1 The parties’ papers on this motion barely mention the facts of this case or refer to their respective statements of material facts. gross commissions by lessening the percentage of the gross commissions that BHS retains. For instance, in the year 2022, certain independent contractors who earned gross commissions between $170,000 and $195,000 could keep fifty-five percent of their gross commissions while BHS retained only forty-five percent. See id. at 52.
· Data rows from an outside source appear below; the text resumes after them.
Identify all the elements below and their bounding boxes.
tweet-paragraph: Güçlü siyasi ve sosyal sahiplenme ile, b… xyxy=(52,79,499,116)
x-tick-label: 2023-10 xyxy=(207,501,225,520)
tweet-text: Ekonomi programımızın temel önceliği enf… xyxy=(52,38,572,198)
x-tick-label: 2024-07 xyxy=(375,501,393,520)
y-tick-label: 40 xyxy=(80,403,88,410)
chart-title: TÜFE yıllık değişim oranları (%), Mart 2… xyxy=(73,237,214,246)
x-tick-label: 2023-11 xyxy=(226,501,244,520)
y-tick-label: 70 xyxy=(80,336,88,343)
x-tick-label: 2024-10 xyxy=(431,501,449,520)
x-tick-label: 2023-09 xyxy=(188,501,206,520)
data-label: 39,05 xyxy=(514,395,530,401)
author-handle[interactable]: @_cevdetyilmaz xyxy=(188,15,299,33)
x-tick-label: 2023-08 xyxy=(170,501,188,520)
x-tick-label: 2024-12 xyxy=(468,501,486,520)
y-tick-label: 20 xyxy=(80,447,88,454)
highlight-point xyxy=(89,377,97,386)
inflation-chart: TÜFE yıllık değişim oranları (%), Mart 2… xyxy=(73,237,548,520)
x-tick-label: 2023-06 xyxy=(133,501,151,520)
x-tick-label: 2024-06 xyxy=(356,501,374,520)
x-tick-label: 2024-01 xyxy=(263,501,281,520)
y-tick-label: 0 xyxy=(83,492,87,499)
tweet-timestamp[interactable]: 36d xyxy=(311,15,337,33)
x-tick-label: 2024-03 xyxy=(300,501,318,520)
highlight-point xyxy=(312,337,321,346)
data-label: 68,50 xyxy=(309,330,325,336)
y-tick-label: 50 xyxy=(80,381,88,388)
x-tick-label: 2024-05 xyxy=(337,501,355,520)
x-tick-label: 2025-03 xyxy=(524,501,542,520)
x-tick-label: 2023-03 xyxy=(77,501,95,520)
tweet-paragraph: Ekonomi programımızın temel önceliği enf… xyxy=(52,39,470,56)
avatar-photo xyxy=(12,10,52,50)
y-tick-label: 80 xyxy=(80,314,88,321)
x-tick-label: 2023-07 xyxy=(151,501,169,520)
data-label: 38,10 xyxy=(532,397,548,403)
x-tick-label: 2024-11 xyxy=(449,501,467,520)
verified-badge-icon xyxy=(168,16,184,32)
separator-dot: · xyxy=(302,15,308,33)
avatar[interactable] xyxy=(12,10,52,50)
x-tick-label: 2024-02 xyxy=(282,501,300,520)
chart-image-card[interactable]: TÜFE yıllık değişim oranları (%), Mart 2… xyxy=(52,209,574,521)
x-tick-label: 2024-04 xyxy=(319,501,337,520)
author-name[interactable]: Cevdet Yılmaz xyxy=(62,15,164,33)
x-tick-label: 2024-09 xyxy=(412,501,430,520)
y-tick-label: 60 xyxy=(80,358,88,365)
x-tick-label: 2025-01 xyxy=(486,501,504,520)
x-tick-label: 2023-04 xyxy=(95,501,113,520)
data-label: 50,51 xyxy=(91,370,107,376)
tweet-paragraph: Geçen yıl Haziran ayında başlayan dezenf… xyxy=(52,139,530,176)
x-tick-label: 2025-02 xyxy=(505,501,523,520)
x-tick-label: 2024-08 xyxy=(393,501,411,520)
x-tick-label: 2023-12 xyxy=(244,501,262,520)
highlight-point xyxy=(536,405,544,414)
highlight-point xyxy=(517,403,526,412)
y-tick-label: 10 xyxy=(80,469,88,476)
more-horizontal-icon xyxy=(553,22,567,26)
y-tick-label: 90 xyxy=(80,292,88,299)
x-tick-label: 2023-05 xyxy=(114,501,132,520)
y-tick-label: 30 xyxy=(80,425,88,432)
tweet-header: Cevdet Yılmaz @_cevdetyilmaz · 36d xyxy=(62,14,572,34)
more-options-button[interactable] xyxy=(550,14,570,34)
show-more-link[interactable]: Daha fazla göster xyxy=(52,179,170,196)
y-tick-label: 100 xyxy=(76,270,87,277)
II. Procedural History Plaintiff filed the instant action on November 1, 2022, alleging (1) direct copyright infringement against both Defendants and (2) vicarious copyright infringement against BHS. ECF No. 1 ¶¶ 39–47. On July 20, 2023, Plaintiff and Meridy reached a settlement, and soon after, the Court entered a stipulation of dismissal dismissing the action with prejudice against Meridy. ECF No. 26. On October 27, 2023, BHS moved for summary judgment against Plaintiff’s copyright claims. ECF No. 29. LEGAL STANDARD To prevail on a motion for summary judgment, the movant must “show[] that there is no genuine dispute as to any material fact and the movant is entitled to judgment as a matter of

law.” Fed. R. Civ. P. 56(a); see Celotex Corp. v. Catrett, 477 U.S. 317, 322–23 (1986). The movant bears the burden of demonstrating the absence of a question of material fact. Celotex Corp., 477 U.S. at 22. If the movant meets its initial burden, “the nonmoving party must come forward with admissible evidence sufficient to raise a genuine issue of fact for trial in order to avoid summary judgment.” Jaramillo v. Weyerhaeuser Co., 536 F.3d 140, 145 (2d Cir. 2008). “A party may not rely on mere speculation or conjecture as to the true nature of the facts to overcome a motion for summary judgment.” Hicks v. Baines, 593 F.3d 159, 166 (2d Cir. 2010) (internal citation omitted). When the movant properly supports its motion with evidentiary materials, the opposing party must establish a genuine issue of fact by citing “particular parts of materials in the record” to survive the summary judgment motion. Fed. R. Civ. P. 56(c)(1)(A); see also Wright v. Goord, 554 F.3d 255, 266 (2d Cir. 2009). “Only disputes over facts that might affect the outcome of the

suit under the governing law” preclude a grant of summary judgment. Anderson v. Liberty Lobby, Inc., 477 U.S. 242, 248 (1986). In determining whether there are genuine issues of material fact, a court is “required to resolve all ambiguities and draw all permissible factual inferences in favor of the party against whom summary judgment is sought.” Terry v. Ashcroft, 336 F.3d 128, 137 (2d Cir. 2003) (quoting Stern v. Trustees of Columbia Univ. in City of New York, 131 F.3d 305, 312 (2d Cir. 1997)). “The function of the district court in considering [a] motion for summary judgment is not to resolve disputed questions of fact but only to determine whether, as to any material issue, a genuine factual dispute exists.” Kee v. City of New York, 12 F.4th 150, 166–67 (2d Cir. 2021) (internal quotation marks and citation omitted). “Credibility determinations, the weighing of the evidence, and the drawing of legitimate inferences from the facts are jury

functions, not those of a judge.” S. Katzman Produce Inc. v. Yadid, 999 F.3d 867, 877 (2d Cir. 2021) (internal citation omitted). DISCUSSION In support of its motion for summary judgment, BHS argues that (1) principles of res judicata preclude Plaintiff’s claims, (2) Plaintiff fails to demonstrate that BHS directly infringed upon Plaintiff’s copyrights, and (3) BHS is not vicariously liable for Meridy’s alleged infringement of Plaintiff’s copyrights. See ECF No. 38 (“Def. Mem.”). BHS also argues that if the Court dismisses Plaintiff’s claims, it is entitled to legal fees. Id. at 18–19. Finally, BHS raises a host of evidentiary objections with respect to Plaintiff’s counter 56.1 statement. ECF No. 45.